Genetics, epigenetics, omics, biomarkers and personalised medicine in SLE and autoimmunity

304 Tnf-Α promoter polymorphisms (g-238a and g-308a) are associated with susceptibility to systemic lupus erythematosus: a study in p. falciparum endemic area

Abstract

Background and aims Tumour necrosis factor-α (TNF-α) is a proinflammatory cytokine associated with P. falciparum malaria and autoimmune disorders. Elevated plasma TNF-a has been linked to P. falciparum malarial severity and mortality. Higher levels of TNF-α has also been reported in systemic lupus erythematosus (SLE). Two functional common polymorphisms (G-238A and G-308A) at promoter region of TNF-α gene have been linked to SLE susceptibility in different population. In the present report, we conducted a case control study to investigate association of TNF-α (G-238A and G-308A) polymorphisms with susceptibility/resistance to SLE development in a P. falciparum malaria endemic cohort.

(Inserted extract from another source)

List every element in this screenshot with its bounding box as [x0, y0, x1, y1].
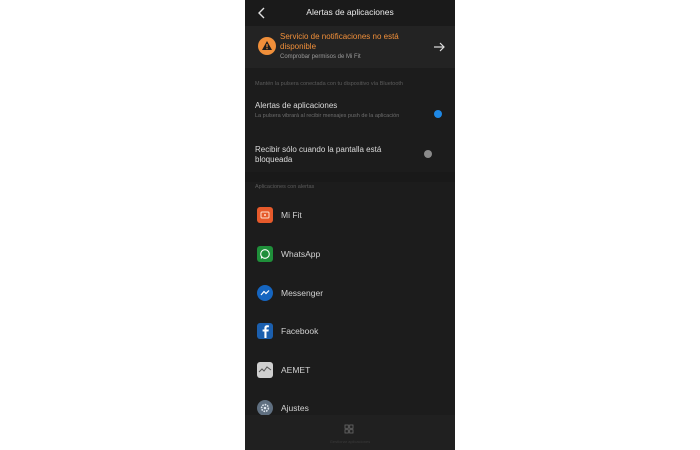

Methods A total of 204 female SLE patients and 224 age and sex matched healthy controls were enrolled in the study. TNF-α polymorphisms (G-238A and G-308A) were typed by polymerase chain reaction and restriction length polymorphism (PCR-RFLP). Plasma level of TNF-a was quantified by enzyme linked immunosorbent assay.

Results The prevalence of heterozygous mutants and minor alleles of TNF-α (G-238A and G-308A) polymorphisms were significantly higher in SLE patients compared to healthy controls. Furthermore, heterozygous (GA) and minor allele (A) of TNF-α (G-238A) polymorphism were associated with susceptibility to lupus nephritis. SLE patients displayed higher levels of plasma TNF-α compared to healthy controls. TNF-α (G-238A and G-308A) variants were associated with higher plasma TNF-α in both SLE patients and healthy control.

Conclusions The results of the present study demonstrate that TNF-α (G-238A and G-308A) variants are associated with higher plasma TNF-α level and increased susceptibility to development of SLE in malarial endemic areas.